Ma Vienna, perché Vienna? Perché l’Austria? Niente colonie, nessuna immigrazione di massa dai Paesi della ‘mezza luna’, anche se la sua capitale (con l’assedio ottomano del settembre 1683) venne a lungo celebrata come baluardo della cristianità contro l’avanzata dell’Islam. Inimmaginabile che ne avessero coscienza e ‘memoria’ vendicativa questi altri carnefici che hanno seminato violenza e panico nelle piazze e nelle stradine del centro viennese. Eppure tutti capiamo che il filo rosso del terrorismo lega queste offensive del terrore in Paesi diversi del vecchio continente.

Questo filo rosso, questo denominatore comune, si chiama Europa, l’Europa che tanto fa discutere noi europei, che ci divide, ci contrappone, ci delude. Ma che gli occhi del fanatismo vedono per quello che è, e che proprio noi non dovremmo dimenticare, e semmai continuare a consolidare: il teatro in perenne, faticosa e contraddittoria costruzione di una democrazia certo imperfetta, la tutela di tutte le minoranze, il rispetto di diritti e libertà, la difesa di chi è fisicamente attaccato anche per qualcosa che non sempre ci piace né ci convince (lo avevamo scritto anche per le vignette di ‘Charlie’).

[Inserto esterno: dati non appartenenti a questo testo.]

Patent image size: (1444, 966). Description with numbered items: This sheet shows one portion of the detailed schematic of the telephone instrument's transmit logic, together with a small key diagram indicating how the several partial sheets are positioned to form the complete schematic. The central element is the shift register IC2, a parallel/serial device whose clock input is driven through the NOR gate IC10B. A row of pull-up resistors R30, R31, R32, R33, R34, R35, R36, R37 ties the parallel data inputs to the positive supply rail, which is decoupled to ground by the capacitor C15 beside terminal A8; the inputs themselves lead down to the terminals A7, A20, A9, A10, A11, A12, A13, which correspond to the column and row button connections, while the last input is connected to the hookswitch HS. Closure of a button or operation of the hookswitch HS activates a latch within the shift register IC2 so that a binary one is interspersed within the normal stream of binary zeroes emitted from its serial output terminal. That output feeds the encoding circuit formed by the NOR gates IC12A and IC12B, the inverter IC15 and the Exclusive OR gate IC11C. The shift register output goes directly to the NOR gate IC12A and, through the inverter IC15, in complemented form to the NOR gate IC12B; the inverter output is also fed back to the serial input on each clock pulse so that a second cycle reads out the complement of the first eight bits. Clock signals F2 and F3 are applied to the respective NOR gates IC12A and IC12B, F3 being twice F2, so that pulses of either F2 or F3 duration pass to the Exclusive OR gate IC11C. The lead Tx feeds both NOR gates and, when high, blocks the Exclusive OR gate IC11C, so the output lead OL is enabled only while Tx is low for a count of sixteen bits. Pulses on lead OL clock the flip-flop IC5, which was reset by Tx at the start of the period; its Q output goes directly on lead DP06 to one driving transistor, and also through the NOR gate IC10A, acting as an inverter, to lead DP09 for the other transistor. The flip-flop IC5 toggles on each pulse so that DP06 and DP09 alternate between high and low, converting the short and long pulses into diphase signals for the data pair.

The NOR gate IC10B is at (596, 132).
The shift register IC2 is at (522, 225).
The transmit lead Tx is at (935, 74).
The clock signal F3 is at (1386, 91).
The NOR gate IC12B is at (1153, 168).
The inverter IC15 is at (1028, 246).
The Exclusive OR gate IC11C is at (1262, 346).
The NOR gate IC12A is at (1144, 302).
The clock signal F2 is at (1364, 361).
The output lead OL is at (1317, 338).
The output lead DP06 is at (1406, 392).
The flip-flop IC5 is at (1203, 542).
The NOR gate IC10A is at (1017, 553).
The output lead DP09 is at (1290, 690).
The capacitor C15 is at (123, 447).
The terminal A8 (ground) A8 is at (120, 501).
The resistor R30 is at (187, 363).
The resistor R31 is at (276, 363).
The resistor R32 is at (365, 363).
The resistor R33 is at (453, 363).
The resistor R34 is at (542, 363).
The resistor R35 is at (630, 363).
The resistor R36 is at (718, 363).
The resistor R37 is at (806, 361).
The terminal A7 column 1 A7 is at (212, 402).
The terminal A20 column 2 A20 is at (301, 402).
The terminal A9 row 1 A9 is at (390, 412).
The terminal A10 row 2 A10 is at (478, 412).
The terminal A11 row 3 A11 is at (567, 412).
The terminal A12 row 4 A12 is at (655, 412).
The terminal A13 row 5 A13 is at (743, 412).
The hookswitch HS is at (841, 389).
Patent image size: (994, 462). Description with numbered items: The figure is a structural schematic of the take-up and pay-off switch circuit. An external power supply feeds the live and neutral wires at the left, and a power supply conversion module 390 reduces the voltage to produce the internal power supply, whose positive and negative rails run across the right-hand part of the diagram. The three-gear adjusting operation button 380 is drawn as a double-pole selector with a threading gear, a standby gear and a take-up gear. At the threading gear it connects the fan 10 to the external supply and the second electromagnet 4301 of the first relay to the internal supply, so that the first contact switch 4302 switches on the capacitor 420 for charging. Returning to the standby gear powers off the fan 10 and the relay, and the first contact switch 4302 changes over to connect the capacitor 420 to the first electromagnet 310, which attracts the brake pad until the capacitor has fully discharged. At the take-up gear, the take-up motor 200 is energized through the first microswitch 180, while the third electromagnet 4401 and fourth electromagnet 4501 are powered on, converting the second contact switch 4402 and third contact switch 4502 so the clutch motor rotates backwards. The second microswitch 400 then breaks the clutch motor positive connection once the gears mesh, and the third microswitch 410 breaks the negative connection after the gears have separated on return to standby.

Può sembrare retorico. Tuttavia è il patrimonio comune della civiltà europea, pur con tutti i suoi errori (‘guerre sbagliate’, neo-colonialismo, fobie indotte e mancate integrazioni). Lo dimentichiamo spesso, magari ammirati da chi con disprezzo ritiene che la nostra civiltà imperfetta sia ormai ‘obsoleta’. Non lo dimentica, invece, chi, in nome di una interpretazione assolutista, barbara, fanatica, fideistica, questo modello vorrebbe terrorizzare e sconfiggere. E che ispira un odio che ormai nemmeno necessita un ordine per agire contro la ragione, contro la laicità, contro la libertà di pensiero. E che continuerà a farlo.

È sempre difficile ribadirlo proprio quando la violenza terroristica si impossessa delle nostre città, quando un’intima rivolta sospinge verso la voglia di repliche basate sulla forza impossibile e sulla chiusura velleitaria, quando le condanne e la solidarietà delle comunità musulmane non ci appaiono sufficientemente nette e partecipi. Ma ricordiamoci, anche nell’ora dell’indignazione, che l’obiettivo di questo terrorismo è nitido. Trascinarci nelle loro tragiche negazioni. Un passo fuori la nostra civiltà. Sarebbe la loro vittoria.